Management doesn’t know which of St. Mary’s roughly 3,600 full-time and part-time employees will be let go or how many, Flesch said, but the scope of review includes all of the medical operations under the St. Mary’s umbrella. Among those are St. Mary’s Medical Center, St. Mary’s Warrick, Surgicare, physician practices, a home health agency and two convenient care locations.
Without the reductions, Flesch said, St. Mary’s would project a drop of nearly 40 percent in income from operations in fiscal year 2014, which begins July 1. That would represent a gap of about $15 million.
St. Mary’s was one of two Indiana hospital systems to announce Thursday that they are cutting an undisclosed number of jobs by July 1 because of increasing economic and competitive pressure on the health care industry.
St. Vincent Health, an Indianapolis-based network of 22 hospitals, also said it is restructuring its workforce and will result in cuts to employed and contracted workers. St. Vincent employs more than 3,000 physicians and 18,000 other employees. St. Mary’s has 750 physicians and more than 3,500 other employees.
“We’re in a process right now of going through and looking at every department against benchmarks of more efficient systems,” Flesch said. “We’re looking at the span of control that our management has to ensure that we are properly structured at that level. We are evaluating the financial sustainability of operations. We are looking at whether services meet a core strategic need for us and add to the value that we have to the community.”
Evansville-based St. Mary’s Health is one of the largest employers in the area.
“We know the nervousness this causes and the tension that it causes,” said Flesch. “We’re aware of that. We’re sensitive to that.”
Flesch stated repeatedly that quality of patient care will not be affected by the employee losses and, in fact, will improve because reducing costs will make future investments in health care possible. He cited as an example a clinically integrated physician hospital organization St. Mary’s plans to launch this summer. The population health management tool is designed to reduce and eliminate preventable hospitalizations by tracking patients early in their path through the health care system.
Flesch cited three factors in the decision to eliminate positions:
- Patient volumes, particularly inpatient volumes, lower than what St. Mary’s had budgeted for. He attributed that largely to the hospital system’s own long-term efforts to improve the quality and efficiency of its care through better health population management, including electronic medical records advances that facilitate greater systemwide communication. St. Mary’s has reduced its readmission rates and lengths of stay, Flesch said, moves that might seem counterintuitive but which reduce costs and serve a larger purpose.
“Our revenue is challenged in those efforts. We understand that, but we know that that is the right thing to do for our patients, for our community and for our businesses,” he said. “It’s the right thing to do, but as that occurs, we have to get our costs in line with that trend.”

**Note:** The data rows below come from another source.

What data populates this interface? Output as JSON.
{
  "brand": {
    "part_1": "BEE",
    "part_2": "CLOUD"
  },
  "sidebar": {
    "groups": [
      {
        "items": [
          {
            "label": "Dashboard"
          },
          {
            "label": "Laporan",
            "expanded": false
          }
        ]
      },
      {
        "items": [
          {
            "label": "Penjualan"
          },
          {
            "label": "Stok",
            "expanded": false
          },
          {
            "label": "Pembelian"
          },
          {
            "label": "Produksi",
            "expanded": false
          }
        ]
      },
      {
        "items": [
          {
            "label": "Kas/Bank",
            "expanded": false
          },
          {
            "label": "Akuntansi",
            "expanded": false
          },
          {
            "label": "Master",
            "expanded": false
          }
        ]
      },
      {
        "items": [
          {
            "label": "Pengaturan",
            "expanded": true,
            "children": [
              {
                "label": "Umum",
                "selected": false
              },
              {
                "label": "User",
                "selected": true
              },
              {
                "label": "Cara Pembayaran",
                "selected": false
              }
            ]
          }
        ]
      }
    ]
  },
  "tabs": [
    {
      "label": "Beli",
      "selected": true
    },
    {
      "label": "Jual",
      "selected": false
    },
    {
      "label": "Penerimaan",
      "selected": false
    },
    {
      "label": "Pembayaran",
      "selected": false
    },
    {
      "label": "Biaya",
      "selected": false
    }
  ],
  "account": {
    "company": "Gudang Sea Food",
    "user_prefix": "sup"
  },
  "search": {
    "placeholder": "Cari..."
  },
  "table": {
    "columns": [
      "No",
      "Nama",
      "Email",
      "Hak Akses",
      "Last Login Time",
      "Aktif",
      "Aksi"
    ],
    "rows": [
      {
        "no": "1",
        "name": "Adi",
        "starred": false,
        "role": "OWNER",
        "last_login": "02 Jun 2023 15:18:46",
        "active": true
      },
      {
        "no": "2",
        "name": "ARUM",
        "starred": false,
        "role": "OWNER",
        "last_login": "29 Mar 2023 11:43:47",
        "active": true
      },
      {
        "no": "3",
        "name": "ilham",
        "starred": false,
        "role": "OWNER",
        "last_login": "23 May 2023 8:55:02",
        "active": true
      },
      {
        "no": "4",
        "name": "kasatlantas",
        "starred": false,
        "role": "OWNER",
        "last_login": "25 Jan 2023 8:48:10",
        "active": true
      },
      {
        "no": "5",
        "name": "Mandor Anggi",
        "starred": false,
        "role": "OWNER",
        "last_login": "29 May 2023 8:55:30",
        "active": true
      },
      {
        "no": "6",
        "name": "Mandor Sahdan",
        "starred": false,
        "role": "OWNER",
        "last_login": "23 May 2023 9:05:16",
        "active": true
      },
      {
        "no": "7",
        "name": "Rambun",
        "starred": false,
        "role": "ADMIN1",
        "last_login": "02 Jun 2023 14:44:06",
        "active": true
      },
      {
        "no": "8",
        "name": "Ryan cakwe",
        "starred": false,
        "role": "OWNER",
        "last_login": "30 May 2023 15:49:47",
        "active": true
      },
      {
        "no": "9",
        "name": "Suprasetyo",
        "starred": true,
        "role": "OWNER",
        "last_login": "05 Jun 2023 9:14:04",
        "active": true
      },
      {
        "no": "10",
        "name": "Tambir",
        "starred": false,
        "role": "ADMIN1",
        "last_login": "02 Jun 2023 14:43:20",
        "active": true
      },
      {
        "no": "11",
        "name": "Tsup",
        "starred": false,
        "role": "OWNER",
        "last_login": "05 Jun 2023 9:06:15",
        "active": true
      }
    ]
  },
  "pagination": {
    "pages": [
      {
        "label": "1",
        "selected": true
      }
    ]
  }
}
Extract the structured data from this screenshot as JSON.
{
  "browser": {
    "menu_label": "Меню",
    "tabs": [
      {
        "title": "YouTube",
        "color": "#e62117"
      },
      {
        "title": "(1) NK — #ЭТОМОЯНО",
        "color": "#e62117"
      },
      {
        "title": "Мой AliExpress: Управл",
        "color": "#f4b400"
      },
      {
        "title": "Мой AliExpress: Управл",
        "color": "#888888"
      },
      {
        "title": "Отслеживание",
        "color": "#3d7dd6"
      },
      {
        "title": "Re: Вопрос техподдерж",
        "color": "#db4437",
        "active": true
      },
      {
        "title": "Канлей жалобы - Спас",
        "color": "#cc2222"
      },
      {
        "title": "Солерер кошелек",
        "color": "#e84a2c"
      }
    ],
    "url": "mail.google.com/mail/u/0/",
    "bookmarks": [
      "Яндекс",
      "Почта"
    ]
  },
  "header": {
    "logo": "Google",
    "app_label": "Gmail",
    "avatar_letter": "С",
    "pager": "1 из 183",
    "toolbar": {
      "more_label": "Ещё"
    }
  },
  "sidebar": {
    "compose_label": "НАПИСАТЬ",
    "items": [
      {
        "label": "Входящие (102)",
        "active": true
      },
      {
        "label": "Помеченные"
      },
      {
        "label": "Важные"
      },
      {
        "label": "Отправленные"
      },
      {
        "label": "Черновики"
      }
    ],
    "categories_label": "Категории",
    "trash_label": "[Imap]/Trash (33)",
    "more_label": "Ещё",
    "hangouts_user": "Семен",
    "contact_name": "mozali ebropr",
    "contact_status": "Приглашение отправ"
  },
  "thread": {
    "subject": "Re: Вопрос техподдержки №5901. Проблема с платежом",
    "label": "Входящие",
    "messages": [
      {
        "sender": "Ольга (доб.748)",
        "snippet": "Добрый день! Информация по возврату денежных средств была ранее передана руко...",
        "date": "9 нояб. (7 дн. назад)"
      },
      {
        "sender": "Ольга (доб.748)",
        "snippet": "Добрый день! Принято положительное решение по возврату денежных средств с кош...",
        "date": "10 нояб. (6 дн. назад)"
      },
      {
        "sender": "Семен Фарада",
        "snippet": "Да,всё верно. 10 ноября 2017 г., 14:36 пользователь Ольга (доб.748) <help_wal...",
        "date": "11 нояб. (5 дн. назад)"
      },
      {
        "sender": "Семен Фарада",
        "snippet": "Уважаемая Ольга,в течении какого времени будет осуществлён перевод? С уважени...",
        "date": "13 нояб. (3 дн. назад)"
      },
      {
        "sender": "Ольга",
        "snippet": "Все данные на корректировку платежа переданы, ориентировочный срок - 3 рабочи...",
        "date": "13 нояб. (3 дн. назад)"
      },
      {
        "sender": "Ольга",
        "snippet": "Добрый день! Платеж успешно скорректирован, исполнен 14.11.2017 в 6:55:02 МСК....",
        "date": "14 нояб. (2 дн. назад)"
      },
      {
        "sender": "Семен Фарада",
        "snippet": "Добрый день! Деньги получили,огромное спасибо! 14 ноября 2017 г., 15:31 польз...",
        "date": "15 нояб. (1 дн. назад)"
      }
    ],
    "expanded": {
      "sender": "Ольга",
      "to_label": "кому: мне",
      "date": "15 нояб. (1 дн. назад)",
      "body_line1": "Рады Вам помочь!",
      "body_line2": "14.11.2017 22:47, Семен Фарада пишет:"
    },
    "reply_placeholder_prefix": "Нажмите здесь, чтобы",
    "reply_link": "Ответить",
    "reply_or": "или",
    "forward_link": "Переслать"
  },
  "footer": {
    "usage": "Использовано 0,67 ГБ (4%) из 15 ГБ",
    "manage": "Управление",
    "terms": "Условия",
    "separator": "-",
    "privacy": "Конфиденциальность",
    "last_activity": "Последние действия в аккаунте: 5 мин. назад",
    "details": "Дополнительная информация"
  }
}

- The lower patient volumes help drive another factor Flesch cited in the employee reductions: decreasing reimbursements to St. Mary’s.
“The health care industry said, ‘We’ll agree to a reduction in our Medicare reimbursement to provide funds at the federal level to help pay for Medicaid expansion, which was part of the Affordable Care Act,” Flesch said. “We’re seeing that reduction (in the payment St. Mary’s gets from Medicare) happen because we agreed to do that as an industry to help cover more patients.”
The reduction in reimbursement also is a consequence of this year’s “sequester” budget cuts, Flesch said.
“We expect that the budget pressures will continue to mount to reduce Medicare reimbursement even further, and that’s because the growth in the beneficiaries of Medicare is far exceeding the growth in Medicare revenues that are coming into the program,” he said. “That economic reality will play out. We need to be prepared for that and need to put ourselves on a path of producing health care at a lower cost.”
Another factor is pressure from commercial payers and others to flatten out and lower reimbursements in response to the demand from businesses to lower their health insurance costs, Flesch said.
- Reductions in payments mandated by the Affordable Care Act — the health care legislation passed by Congress in 2009 at the encouragement of President Barack Obama.
Flesch did not criticize the controversial legislation, calling it a response to the economic reality of 52 million uninsured Americans. He said the insurance exchanges which come on board in January 2014 as part of the law “will have a downward pressure, we believe, on reimbursements to hospitals.”
“There’s a lot of talk about, you know, we just need to repeal the Affordable Care Act,” he said. The Affordable Care Act is a response to the economic reality, and so if (the Affordable Care Act) goes away, the economic reality doesn’t go away, and we will need to address that as a nation. ... The Affordable Care Act is a response to the need to reform our health care system, to deliver care most cost-efficiently and cost-effectively than we do today.”